"Império da dor", por Patrick R. Keefe

terça-feira, maio 14, 2024 Sidney Puterman


O "Império da dor" é um manual de redação. Uma aula sobre como tornar interessante uma estória chata e intrincada sobre um produto farmacêutico. Sobre como voltar no tempo e contar a trajetória de quatro gerações de uma mesma família, incluindo as amantes, sobrinhos e bisnetos. 

O livro, a propósito, é sobre o OxyContin. Conhece? Eu nunca tinha ouvido falar. Mas não sou medida para isso - tenho aversão a remédios e curandeiros. Soube aqui que é um medicamento bastante receitado mundo afora. Exagerada e criminosamente, como revela o autor, Patrick Radden Keefe.

O produto foi lançado nos anos 90 nos Estados Unidos e já gerou dezenas de bilhões em vendas. Trinta e cinco bilhões de dólares, para ser mais exato. É um opióide à base de oxicodona. Seu uso continuado é suscetível a provocar dependência química. Pode também levar a óbito. 

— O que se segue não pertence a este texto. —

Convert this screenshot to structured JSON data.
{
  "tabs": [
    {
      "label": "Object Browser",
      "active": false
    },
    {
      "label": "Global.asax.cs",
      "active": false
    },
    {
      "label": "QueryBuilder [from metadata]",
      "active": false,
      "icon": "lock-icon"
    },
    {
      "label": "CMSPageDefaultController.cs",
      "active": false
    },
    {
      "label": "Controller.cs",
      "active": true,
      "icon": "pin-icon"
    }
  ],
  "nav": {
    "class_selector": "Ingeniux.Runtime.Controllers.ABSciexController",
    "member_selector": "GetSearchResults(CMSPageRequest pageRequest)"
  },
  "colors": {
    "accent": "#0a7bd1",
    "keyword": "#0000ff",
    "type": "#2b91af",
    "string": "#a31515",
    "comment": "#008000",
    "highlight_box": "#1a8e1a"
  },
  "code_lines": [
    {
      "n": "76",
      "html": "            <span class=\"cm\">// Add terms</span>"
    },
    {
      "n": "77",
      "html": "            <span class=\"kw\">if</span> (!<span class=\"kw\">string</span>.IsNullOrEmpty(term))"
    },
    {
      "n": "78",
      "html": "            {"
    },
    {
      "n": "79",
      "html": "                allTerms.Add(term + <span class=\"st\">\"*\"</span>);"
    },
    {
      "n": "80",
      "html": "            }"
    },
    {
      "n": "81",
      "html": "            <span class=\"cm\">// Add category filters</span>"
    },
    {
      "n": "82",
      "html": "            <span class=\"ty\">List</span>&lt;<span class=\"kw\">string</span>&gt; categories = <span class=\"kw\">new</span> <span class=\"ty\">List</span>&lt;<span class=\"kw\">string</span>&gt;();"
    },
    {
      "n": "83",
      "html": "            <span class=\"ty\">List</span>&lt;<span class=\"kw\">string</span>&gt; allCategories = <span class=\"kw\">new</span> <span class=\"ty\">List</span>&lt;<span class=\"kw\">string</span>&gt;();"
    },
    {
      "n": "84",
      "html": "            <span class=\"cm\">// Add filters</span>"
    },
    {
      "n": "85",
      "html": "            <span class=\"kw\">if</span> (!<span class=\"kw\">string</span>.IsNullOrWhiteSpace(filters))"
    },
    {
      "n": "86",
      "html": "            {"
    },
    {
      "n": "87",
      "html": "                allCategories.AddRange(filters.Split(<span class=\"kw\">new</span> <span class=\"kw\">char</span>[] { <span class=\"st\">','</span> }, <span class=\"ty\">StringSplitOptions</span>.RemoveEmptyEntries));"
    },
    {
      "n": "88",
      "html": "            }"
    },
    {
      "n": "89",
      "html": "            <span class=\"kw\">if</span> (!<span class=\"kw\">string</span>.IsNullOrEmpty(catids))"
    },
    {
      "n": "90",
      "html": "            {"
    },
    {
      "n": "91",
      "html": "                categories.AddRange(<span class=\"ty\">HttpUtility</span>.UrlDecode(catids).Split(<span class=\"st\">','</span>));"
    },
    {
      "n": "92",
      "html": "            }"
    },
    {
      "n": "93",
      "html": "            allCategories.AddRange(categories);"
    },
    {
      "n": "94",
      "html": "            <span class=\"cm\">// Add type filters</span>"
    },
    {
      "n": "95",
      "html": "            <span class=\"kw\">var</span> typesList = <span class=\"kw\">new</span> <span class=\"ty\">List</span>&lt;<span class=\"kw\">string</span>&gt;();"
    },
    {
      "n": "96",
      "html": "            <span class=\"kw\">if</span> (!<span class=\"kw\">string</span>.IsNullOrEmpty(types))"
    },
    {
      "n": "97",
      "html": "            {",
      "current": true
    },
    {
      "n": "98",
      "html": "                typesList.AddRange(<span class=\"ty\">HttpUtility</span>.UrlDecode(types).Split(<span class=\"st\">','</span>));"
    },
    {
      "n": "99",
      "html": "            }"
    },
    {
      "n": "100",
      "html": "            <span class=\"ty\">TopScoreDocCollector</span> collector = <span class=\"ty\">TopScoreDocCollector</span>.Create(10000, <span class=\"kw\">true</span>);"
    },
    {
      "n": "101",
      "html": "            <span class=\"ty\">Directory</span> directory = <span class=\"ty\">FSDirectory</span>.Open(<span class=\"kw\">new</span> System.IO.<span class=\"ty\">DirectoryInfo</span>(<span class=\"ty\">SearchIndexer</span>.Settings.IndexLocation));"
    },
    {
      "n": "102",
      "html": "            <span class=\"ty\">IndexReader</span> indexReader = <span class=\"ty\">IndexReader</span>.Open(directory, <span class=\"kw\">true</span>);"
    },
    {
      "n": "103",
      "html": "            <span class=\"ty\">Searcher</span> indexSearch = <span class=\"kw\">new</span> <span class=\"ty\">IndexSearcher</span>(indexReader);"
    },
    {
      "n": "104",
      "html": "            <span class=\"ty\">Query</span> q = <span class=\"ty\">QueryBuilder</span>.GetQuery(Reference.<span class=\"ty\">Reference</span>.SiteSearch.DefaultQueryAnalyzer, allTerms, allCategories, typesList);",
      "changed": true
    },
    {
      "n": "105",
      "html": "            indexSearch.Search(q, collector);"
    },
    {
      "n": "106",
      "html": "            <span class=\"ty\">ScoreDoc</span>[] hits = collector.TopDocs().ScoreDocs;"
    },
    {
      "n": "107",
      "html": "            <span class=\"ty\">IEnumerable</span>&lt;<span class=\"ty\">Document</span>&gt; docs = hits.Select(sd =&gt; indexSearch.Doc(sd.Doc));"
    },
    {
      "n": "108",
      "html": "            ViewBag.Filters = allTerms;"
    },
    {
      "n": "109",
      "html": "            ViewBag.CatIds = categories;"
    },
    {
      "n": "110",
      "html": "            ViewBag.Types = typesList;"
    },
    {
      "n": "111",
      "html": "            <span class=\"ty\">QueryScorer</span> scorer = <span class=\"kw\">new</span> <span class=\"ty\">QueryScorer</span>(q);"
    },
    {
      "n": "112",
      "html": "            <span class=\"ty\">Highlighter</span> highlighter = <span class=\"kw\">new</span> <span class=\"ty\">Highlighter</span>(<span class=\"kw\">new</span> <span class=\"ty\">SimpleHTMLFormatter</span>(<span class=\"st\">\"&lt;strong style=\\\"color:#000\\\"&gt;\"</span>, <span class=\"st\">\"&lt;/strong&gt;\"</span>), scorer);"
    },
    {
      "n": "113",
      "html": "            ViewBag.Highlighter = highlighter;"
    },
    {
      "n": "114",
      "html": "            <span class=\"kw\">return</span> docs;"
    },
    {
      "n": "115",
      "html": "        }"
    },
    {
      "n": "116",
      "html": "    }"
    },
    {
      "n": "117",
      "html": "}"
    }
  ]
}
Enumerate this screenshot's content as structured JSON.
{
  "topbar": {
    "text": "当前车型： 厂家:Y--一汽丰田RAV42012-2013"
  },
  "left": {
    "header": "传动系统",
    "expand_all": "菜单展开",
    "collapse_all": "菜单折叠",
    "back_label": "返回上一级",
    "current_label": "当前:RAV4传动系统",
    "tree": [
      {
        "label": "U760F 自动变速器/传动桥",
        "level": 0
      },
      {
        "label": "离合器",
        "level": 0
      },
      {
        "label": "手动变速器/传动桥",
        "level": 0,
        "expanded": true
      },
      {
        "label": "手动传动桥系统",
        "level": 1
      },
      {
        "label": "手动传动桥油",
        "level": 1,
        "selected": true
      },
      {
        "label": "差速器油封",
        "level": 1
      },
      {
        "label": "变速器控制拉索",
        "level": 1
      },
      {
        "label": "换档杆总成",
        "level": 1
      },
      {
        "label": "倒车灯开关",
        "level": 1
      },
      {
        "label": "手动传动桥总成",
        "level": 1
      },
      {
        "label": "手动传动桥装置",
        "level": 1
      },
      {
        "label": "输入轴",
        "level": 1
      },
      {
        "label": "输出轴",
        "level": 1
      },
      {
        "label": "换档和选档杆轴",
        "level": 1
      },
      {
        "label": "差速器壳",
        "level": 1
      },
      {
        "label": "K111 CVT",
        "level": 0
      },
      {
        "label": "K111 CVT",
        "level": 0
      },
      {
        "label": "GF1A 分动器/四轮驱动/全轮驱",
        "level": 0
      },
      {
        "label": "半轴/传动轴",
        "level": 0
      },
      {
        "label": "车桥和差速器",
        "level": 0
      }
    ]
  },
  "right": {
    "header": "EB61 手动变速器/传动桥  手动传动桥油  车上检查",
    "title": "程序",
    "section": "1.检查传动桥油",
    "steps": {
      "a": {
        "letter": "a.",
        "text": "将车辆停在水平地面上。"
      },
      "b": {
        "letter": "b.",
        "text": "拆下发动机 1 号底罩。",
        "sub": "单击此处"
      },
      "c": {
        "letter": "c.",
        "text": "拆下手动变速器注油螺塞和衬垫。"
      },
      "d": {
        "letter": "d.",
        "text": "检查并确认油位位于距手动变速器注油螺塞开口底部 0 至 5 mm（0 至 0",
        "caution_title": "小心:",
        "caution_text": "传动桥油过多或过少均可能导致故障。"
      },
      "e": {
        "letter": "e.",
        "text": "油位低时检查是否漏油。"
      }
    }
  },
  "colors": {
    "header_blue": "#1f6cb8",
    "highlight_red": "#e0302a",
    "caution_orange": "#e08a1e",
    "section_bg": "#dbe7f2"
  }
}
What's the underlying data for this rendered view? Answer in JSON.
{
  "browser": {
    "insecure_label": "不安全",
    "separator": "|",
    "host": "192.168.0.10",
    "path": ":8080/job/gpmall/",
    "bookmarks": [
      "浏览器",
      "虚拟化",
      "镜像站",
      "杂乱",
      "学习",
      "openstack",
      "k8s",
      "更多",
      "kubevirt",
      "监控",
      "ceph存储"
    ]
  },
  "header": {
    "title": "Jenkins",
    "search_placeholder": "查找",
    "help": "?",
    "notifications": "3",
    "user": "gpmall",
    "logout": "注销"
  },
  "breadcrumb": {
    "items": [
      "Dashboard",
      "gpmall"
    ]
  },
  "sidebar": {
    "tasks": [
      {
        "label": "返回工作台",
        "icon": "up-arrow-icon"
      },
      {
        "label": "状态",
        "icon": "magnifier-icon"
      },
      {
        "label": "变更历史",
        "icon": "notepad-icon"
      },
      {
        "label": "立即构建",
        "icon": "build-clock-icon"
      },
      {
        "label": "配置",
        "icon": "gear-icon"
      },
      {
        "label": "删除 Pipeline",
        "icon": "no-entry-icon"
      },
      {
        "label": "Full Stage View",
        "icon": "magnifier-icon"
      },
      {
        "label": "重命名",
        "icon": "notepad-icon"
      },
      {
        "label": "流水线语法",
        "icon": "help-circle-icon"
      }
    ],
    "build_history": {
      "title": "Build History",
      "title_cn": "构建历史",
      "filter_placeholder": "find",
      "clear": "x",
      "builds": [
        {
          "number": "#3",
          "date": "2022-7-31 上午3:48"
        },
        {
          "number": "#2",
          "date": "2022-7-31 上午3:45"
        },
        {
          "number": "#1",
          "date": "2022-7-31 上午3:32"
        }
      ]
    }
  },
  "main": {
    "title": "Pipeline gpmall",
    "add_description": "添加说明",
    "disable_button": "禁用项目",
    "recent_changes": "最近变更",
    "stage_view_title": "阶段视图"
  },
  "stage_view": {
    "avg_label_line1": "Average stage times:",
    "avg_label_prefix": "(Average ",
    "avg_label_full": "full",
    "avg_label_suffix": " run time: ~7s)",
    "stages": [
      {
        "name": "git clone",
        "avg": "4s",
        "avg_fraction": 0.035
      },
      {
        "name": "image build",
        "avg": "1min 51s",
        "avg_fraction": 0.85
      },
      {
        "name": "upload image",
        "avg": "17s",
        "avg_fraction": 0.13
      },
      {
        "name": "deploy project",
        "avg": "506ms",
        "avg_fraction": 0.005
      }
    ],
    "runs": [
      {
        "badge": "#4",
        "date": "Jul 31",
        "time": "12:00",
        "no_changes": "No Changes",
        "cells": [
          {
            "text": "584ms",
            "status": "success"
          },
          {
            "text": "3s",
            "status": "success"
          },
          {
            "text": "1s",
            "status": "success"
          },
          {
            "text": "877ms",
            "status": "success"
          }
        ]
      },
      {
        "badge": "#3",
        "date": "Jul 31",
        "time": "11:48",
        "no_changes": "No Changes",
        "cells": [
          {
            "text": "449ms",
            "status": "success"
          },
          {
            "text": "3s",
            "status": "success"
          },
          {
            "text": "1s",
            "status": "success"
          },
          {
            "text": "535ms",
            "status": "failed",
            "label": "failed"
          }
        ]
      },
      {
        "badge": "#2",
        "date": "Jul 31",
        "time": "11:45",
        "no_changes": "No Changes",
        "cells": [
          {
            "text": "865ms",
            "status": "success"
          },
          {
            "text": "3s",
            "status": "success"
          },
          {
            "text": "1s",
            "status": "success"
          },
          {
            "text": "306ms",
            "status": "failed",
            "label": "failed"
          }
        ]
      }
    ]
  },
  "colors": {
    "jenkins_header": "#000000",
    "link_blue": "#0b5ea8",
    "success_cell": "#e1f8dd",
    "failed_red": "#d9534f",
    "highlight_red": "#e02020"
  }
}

Isso não o tirou do mercado. Embora alvo de processos e ações judiciais há mais de duas décadas, a droga permanece à venda em muitos países. O Brasil é um deles. Digitando o produto na internet, pipocam ofertas pelas principais farmácias online. A Drogaria São Paulo anuncia a caixa da dose de 10mg, com 14 comprimidos, por R$ 191,14. A Panvel oferece por R$ 188,83 (mas se você aderir ao "Programa de Laboratório", o preço da caixinha com 14 unidades sai pela pechincha de R$ 151,06).

As drogarias informam que o produto é vendido somente sob receita. E informam que o OxyContin é "indicado para o tratamento de dores moderadas a severas, quando é necessária a administração contínua de um analgésico, 24 horas por dia, por período de tempo prolongado".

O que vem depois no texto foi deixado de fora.